Human disease-associated virome signatures

Studies of interactions between the virome with human diseases are just starting. Of course, numerous individual viruses are well known to cause morbidity and mortality. Studies of whole viral populations have now also begun to show patterns associated with disease states. Some recent examples are described below.

The virome has been considered to be a potential trigger of autoimmune diseases. In one study, changes in viral populations were both directly and inversely associated with the development of paediatric type 1 diabetes16. Virome signatures have been associated with paediatric and adult inflammatory bowel disease in several studies11,12,13,14,15, including a reproducible expansion of Caudovirales and a reduction of Microviridae. Whether this is a consequence of altered dysbiotic bacterial populations or is more deeply involved in the disease process remains to be clarified. A metagenomic study showed that children with frequent exposure to enterovirus between 1 and 2 years of age have a higher risk of coeliac disease145. Recent studies revealed that the relationships between phages and bacterial populations may influence growth stunting in children146,147. Examples of proposed associations between diseases and viral population structure are listed in Table 1.

Studies using animal models have indicated that some eukaryotic viruses may even be beneficial to the host (reviewed in refs135,148).

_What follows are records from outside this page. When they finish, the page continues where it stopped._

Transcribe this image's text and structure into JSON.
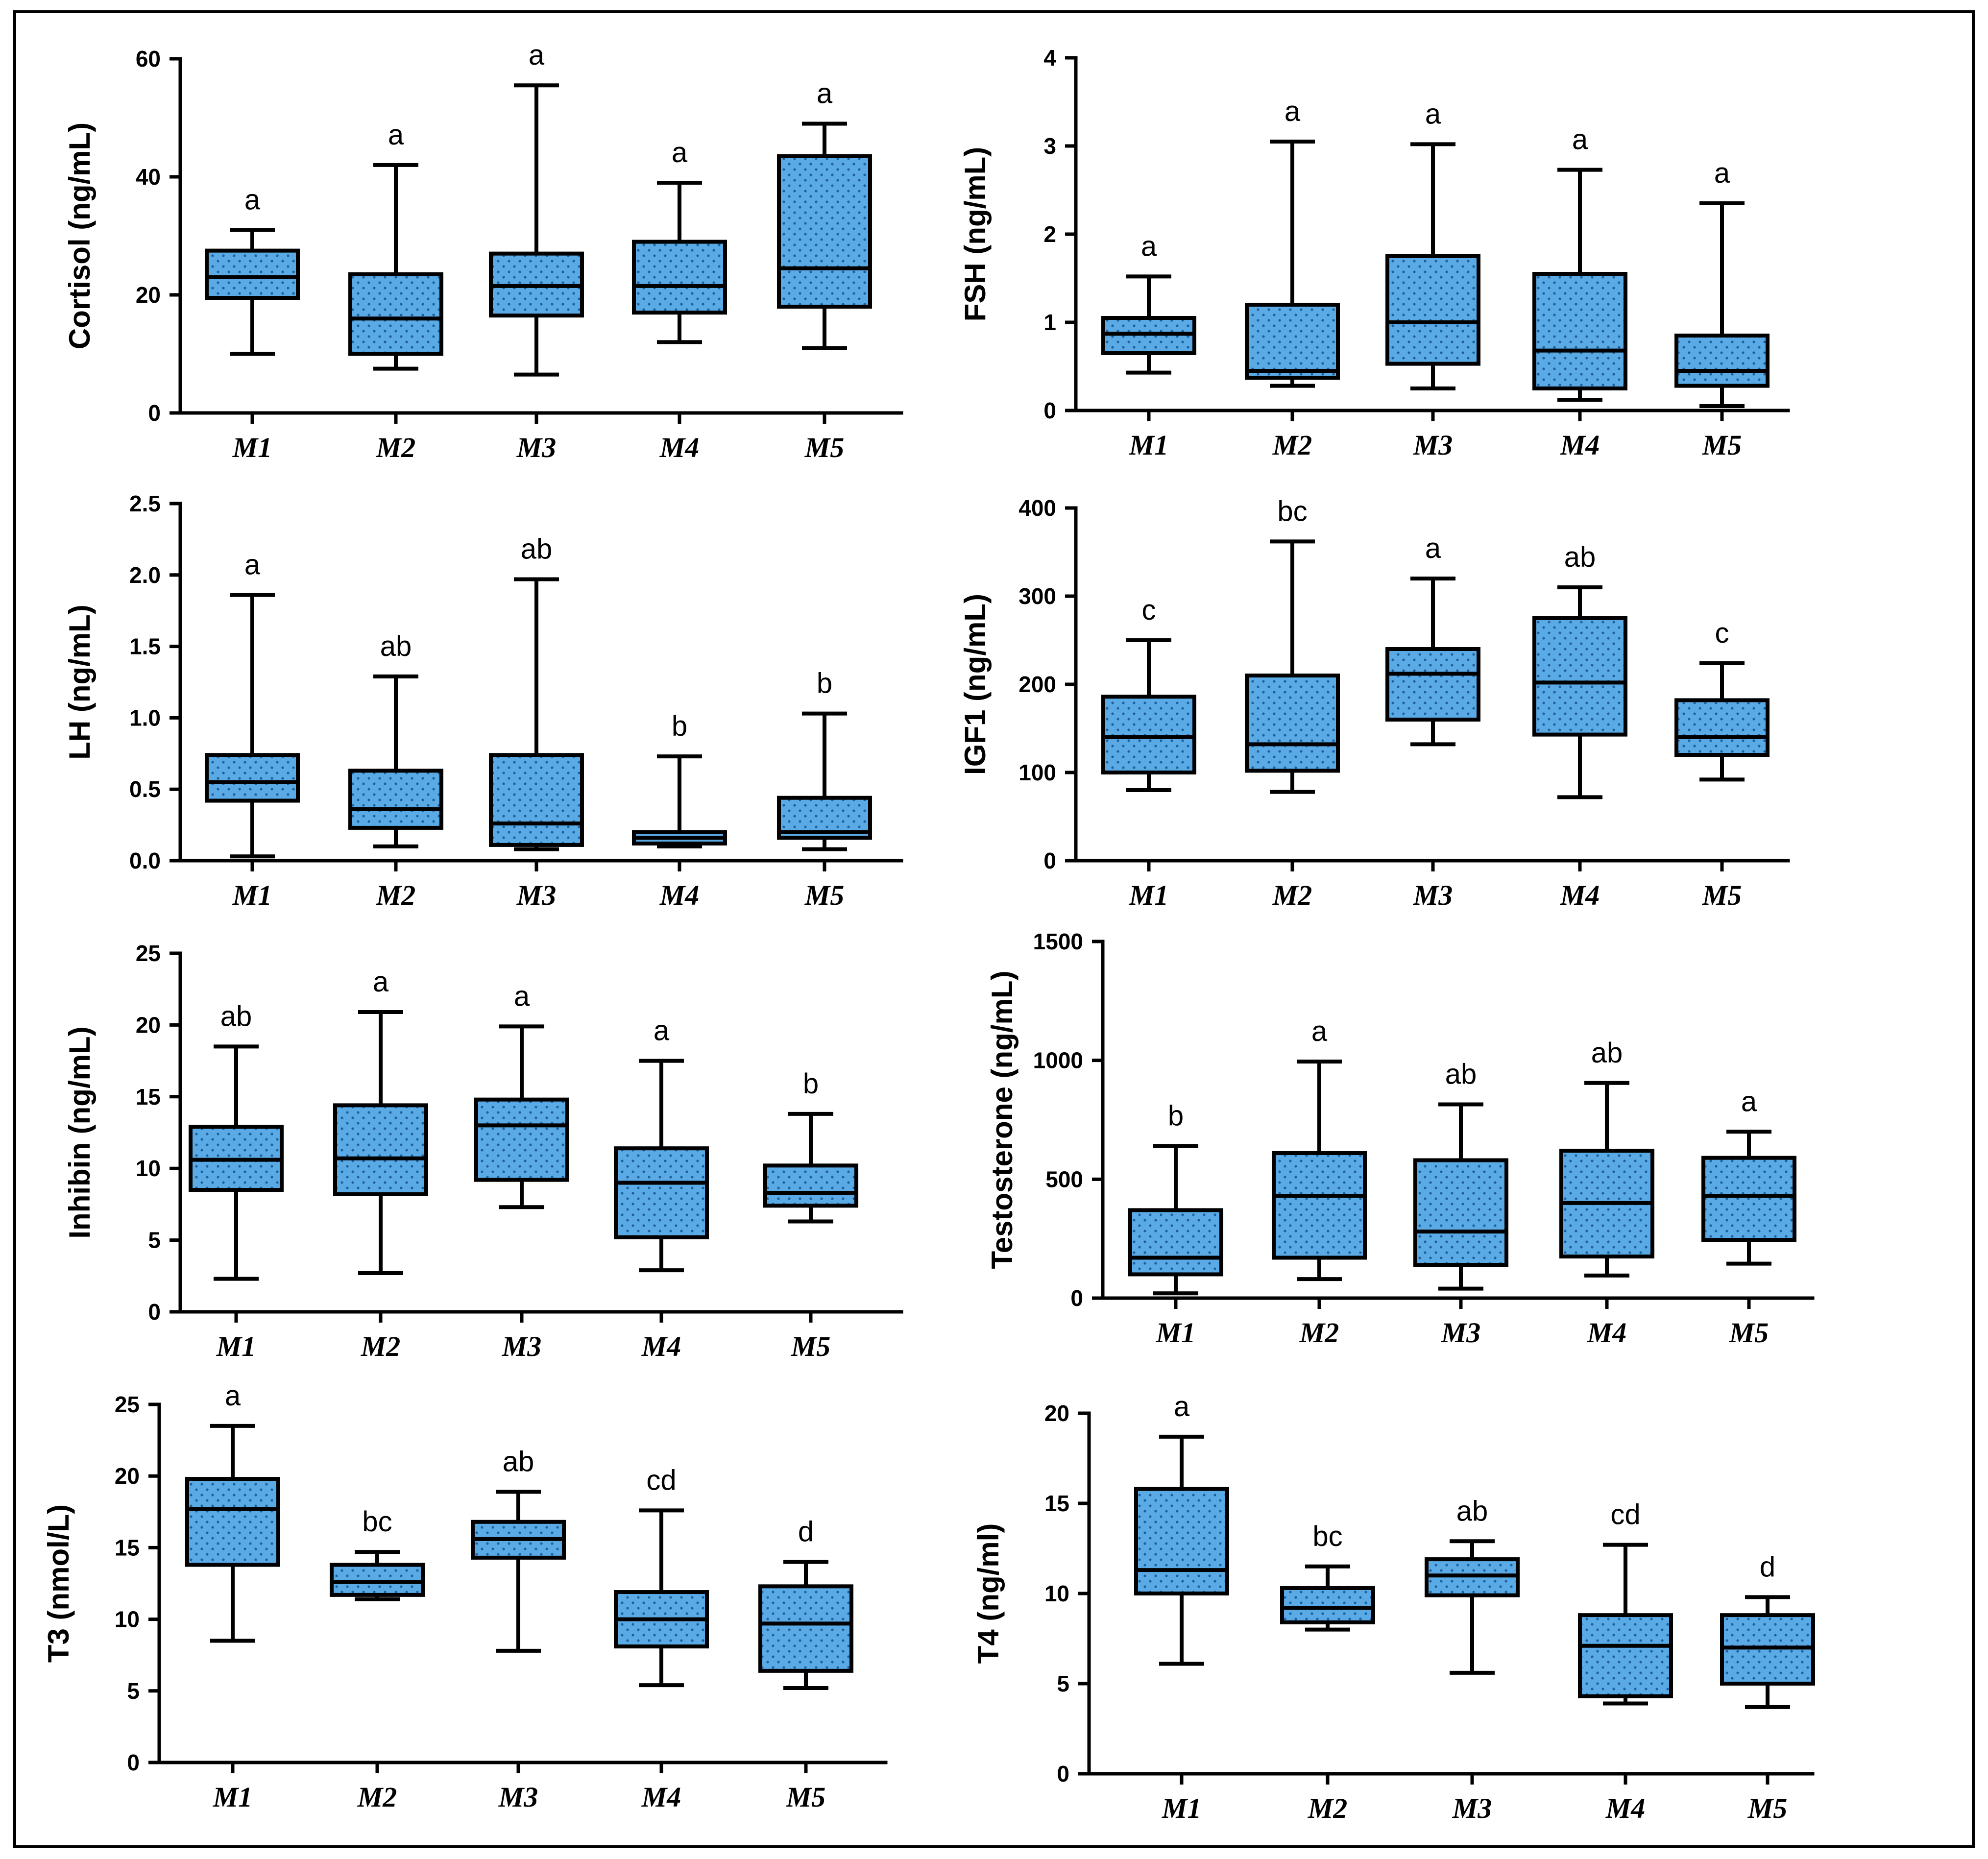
{
  "colors": {
    "box_fill": "#5aaae6",
    "box_dots": "#1f5f9e",
    "stroke": "#000000"
  },
  "chart_data": [
    {
      "id": "cortisol",
      "type": "box",
      "ylabel": "Cortisol (ng/mL)",
      "ylim": [
        0,
        60
      ],
      "yticks": [
        0,
        20,
        40,
        60
      ],
      "ytick_labels": [
        "0",
        "20",
        "40",
        "60"
      ],
      "categories": [
        "M1",
        "M2",
        "M3",
        "M4",
        "M5"
      ],
      "boxes": [
        {
          "min": 10,
          "q1": 19.5,
          "median": 23,
          "q3": 27.5,
          "max": 31
        },
        {
          "min": 7.5,
          "q1": 10,
          "median": 16,
          "q3": 23.5,
          "max": 42
        },
        {
          "min": 6.5,
          "q1": 16.5,
          "median": 21.5,
          "q3": 27,
          "max": 55.5
        },
        {
          "min": 12,
          "q1": 17,
          "median": 21.5,
          "q3": 29,
          "max": 39
        },
        {
          "min": 11,
          "q1": 18,
          "median": 24.5,
          "q3": 43.5,
          "max": 49
        }
      ],
      "letters": [
        "a",
        "a",
        "a",
        "a",
        "a"
      ]
    },
    {
      "id": "fsh",
      "type": "box",
      "ylabel": "FSH (ng/mL)",
      "ylim": [
        0,
        4
      ],
      "yticks": [
        0,
        1,
        2,
        3,
        4
      ],
      "ytick_labels": [
        "0",
        "1",
        "2",
        "3",
        "4"
      ],
      "categories": [
        "M1",
        "M2",
        "M3",
        "M4",
        "M5"
      ],
      "boxes": [
        {
          "min": 0.43,
          "q1": 0.65,
          "median": 0.87,
          "q3": 1.05,
          "max": 1.52
        },
        {
          "min": 0.28,
          "q1": 0.37,
          "median": 0.45,
          "q3": 1.2,
          "max": 3.05
        },
        {
          "min": 0.25,
          "q1": 0.53,
          "median": 1.0,
          "q3": 1.75,
          "max": 3.02
        },
        {
          "min": 0.12,
          "q1": 0.25,
          "median": 0.68,
          "q3": 1.55,
          "max": 2.73
        },
        {
          "min": 0.05,
          "q1": 0.28,
          "median": 0.45,
          "q3": 0.85,
          "max": 2.35
        }
      ],
      "letters": [
        "a",
        "a",
        "a",
        "a",
        "a"
      ]
    },
    {
      "id": "lh",
      "type": "box",
      "ylabel": "LH (ng/mL)",
      "ylim": [
        0,
        2.5
      ],
      "yticks": [
        0,
        0.5,
        1,
        1.5,
        2,
        2.5
      ],
      "ytick_labels": [
        "0.0",
        "0.5",
        "1.0",
        "1.5",
        "2.0",
        "2.5"
      ],
      "categories": [
        "M1",
        "M2",
        "M3",
        "M4",
        "M5"
      ],
      "boxes": [
        {
          "min": 0.03,
          "q1": 0.42,
          "median": 0.55,
          "q3": 0.74,
          "max": 1.86
        },
        {
          "min": 0.1,
          "q1": 0.23,
          "median": 0.36,
          "q3": 0.63,
          "max": 1.29
        },
        {
          "min": 0.08,
          "q1": 0.11,
          "median": 0.26,
          "q3": 0.74,
          "max": 1.97
        },
        {
          "min": 0.1,
          "q1": 0.12,
          "median": 0.16,
          "q3": 0.2,
          "max": 0.73
        },
        {
          "min": 0.08,
          "q1": 0.16,
          "median": 0.2,
          "q3": 0.44,
          "max": 1.03
        }
      ],
      "letters": [
        "a",
        "ab",
        "ab",
        "b",
        "b"
      ]
    },
    {
      "id": "igf1",
      "type": "box",
      "ylabel": "IGF1 (ng/mL)",
      "ylim": [
        0,
        400
      ],
      "yticks": [
        0,
        100,
        200,
        300,
        400
      ],
      "ytick_labels": [
        "0",
        "100",
        "200",
        "300",
        "400"
      ],
      "categories": [
        "M1",
        "M2",
        "M3",
        "M4",
        "M5"
      ],
      "boxes": [
        {
          "min": 80,
          "q1": 100,
          "median": 140,
          "q3": 186,
          "max": 250
        },
        {
          "min": 78,
          "q1": 102,
          "median": 132,
          "q3": 210,
          "max": 362
        },
        {
          "min": 132,
          "q1": 160,
          "median": 212,
          "q3": 240,
          "max": 320
        },
        {
          "min": 72,
          "q1": 143,
          "median": 202,
          "q3": 275,
          "max": 310
        },
        {
          "min": 92,
          "q1": 120,
          "median": 140,
          "q3": 182,
          "max": 224
        }
      ],
      "letters": [
        "c",
        "bc",
        "a",
        "ab",
        "c"
      ]
    },
    {
      "id": "inhibin",
      "type": "box",
      "ylabel": "Inhibin (ng/mL)",
      "ylim": [
        0,
        25
      ],
      "yticks": [
        0,
        5,
        10,
        15,
        20,
        25
      ],
      "ytick_labels": [
        "0",
        "5",
        "10",
        "15",
        "20",
        "25"
      ],
      "categories": [
        "M1",
        "M2",
        "M3",
        "M4",
        "M5"
      ],
      "boxes": [
        {
          "min": 2.3,
          "q1": 8.5,
          "median": 10.6,
          "q3": 12.9,
          "max": 18.5
        },
        {
          "min": 2.7,
          "q1": 8.2,
          "median": 10.7,
          "q3": 14.4,
          "max": 20.9
        },
        {
          "min": 7.3,
          "q1": 9.2,
          "median": 13.0,
          "q3": 14.8,
          "max": 19.9
        },
        {
          "min": 2.9,
          "q1": 5.2,
          "median": 9.0,
          "q3": 11.4,
          "max": 17.5
        },
        {
          "min": 6.3,
          "q1": 7.4,
          "median": 8.3,
          "q3": 10.2,
          "max": 13.8
        }
      ],
      "letters": [
        "ab",
        "a",
        "a",
        "a",
        "b"
      ]
    },
    {
      "id": "testosterone",
      "type": "box",
      "ylabel": "Testosterone (ng/mL)",
      "ylim": [
        0,
        1500
      ],
      "yticks": [
        0,
        500,
        1000,
        1500
      ],
      "ytick_labels": [
        "0",
        "500",
        "1000",
        "1500"
      ],
      "categories": [
        "M1",
        "M2",
        "M3",
        "M4",
        "M5"
      ],
      "boxes": [
        {
          "min": 20,
          "q1": 100,
          "median": 170,
          "q3": 370,
          "max": 640
        },
        {
          "min": 80,
          "q1": 170,
          "median": 430,
          "q3": 610,
          "max": 995
        },
        {
          "min": 40,
          "q1": 140,
          "median": 280,
          "q3": 580,
          "max": 815
        },
        {
          "min": 95,
          "q1": 175,
          "median": 400,
          "q3": 620,
          "max": 905
        },
        {
          "min": 145,
          "q1": 245,
          "median": 430,
          "q3": 590,
          "max": 700
        }
      ],
      "letters": [
        "b",
        "a",
        "ab",
        "ab",
        "a"
      ]
    },
    {
      "id": "t3",
      "type": "box",
      "ylabel": "T3 (nmol/L)",
      "ylim": [
        0,
        25
      ],
      "yticks": [
        0,
        5,
        10,
        15,
        20,
        25
      ],
      "ytick_labels": [
        "0",
        "5",
        "10",
        "15",
        "20",
        "25"
      ],
      "categories": [
        "M1",
        "M2",
        "M3",
        "M4",
        "M5"
      ],
      "boxes": [
        {
          "min": 8.5,
          "q1": 13.8,
          "median": 17.7,
          "q3": 19.8,
          "max": 23.5
        },
        {
          "min": 11.4,
          "q1": 11.7,
          "median": 12.6,
          "q3": 13.8,
          "max": 14.7
        },
        {
          "min": 7.8,
          "q1": 14.3,
          "median": 15.6,
          "q3": 16.8,
          "max": 18.9
        },
        {
          "min": 5.4,
          "q1": 8.1,
          "median": 10.0,
          "q3": 11.9,
          "max": 17.6
        },
        {
          "min": 5.2,
          "q1": 6.4,
          "median": 9.7,
          "q3": 12.3,
          "max": 14.0
        }
      ],
      "letters": [
        "a",
        "bc",
        "ab",
        "cd",
        "d"
      ]
    },
    {
      "id": "t4",
      "type": "box",
      "ylabel": "T4 (ng/ml)",
      "ylim": [
        0,
        20
      ],
      "yticks": [
        0,
        5,
        10,
        15,
        20
      ],
      "ytick_labels": [
        "0",
        "5",
        "10",
        "15",
        "20"
      ],
      "categories": [
        "M1",
        "M2",
        "M3",
        "M4",
        "M5"
      ],
      "boxes": [
        {
          "min": 6.1,
          "q1": 10.0,
          "median": 11.3,
          "q3": 15.8,
          "max": 18.7
        },
        {
          "min": 8.0,
          "q1": 8.4,
          "median": 9.2,
          "q3": 10.3,
          "max": 11.5
        },
        {
          "min": 5.6,
          "q1": 9.9,
          "median": 11.0,
          "q3": 11.9,
          "max": 12.9
        },
        {
          "min": 3.9,
          "q1": 4.3,
          "median": 7.1,
          "q3": 8.8,
          "max": 12.7
        },
        {
          "min": 3.7,
          "q1": 5.0,
          "median": 7.0,
          "q3": 8.8,
          "max": 9.8
        }
      ],
      "letters": [
        "a",
        "bc",
        "ab",
        "cd",
        "d"
      ]
    }
  ]
}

For example, persistent infection by a strain of murine norovirus can compensate for the absence of bacteria in gnotobiotic mice, allowing restoration of intestinal morphology and promoting lymphocyte differentiation149. Murine astrovirus protected immunodeficient mice from enteric norovirus infections through the induction of type III interferons in the intestinal epithelial barrier150. Depletion of murine gut viruses using an antiviral cocktail inhibited the development of the intestinal intraepithelial lymphocytes, at least in part151. So far, all of these studies showing positive effects were performed in model organisms — it will be of interest to determine how much beneficial immune instruction may be directed by the virome in humans.

Thus, both phages and eukaryotic viruses can promote host health through interactions with the host immune system. However, virome studies using human cohorts suggest that dysbiosis of the virome is associated with multiple diseases. These studies emphasize the balance between beneficial and harmful roles of viral populations in humans and other organisms.

Conclusions and perspectives

The virome field has come a long way since the first paper in 2002 that reported metagenomic sequencing of a viral specimen. The methods for study have advanced, although there are still many challenges associated with working with metagenomic dark matter. Human virome population diversity and composition is being documented for many body sites — one consistent conclusion is that each individual harbours diverse and distinctive viral communities. Future studies are needed to clarify the DNA and RNA viromes at different anatomical sites and to link the alterations of viral composition to specific diseases. We now have a detailed picture of the stepwise nature of the assembly of the human virome after birth. The impact of viral colonization during early life on long-term health outcomes is still unknown and warrants careful study. Breastfeeding appears to have an important role during viral colonization; how the antiviral components in breast milk interact with the different components of the virome warrants further investigation. Emerging data indicate that factors that influence the human microbiome also often influence the virome as well, so that sorting out the influence of each will be a challenge going forward. Resident viruses are not only actively interacting with other microorganisms but also with the mammalian immune system. Many intriguing conclusions have so far only been obtained in animal studies or in vitro experiments, focusing attention on translation to studies in humans. Associations between alterations of virome and disease states are being identified more commonly, but in many cases causality and molecular mechanisms remain to be worked out. The vast world of the human virome is beginning to be understood, laying the ground work for numerous future studies of its importance.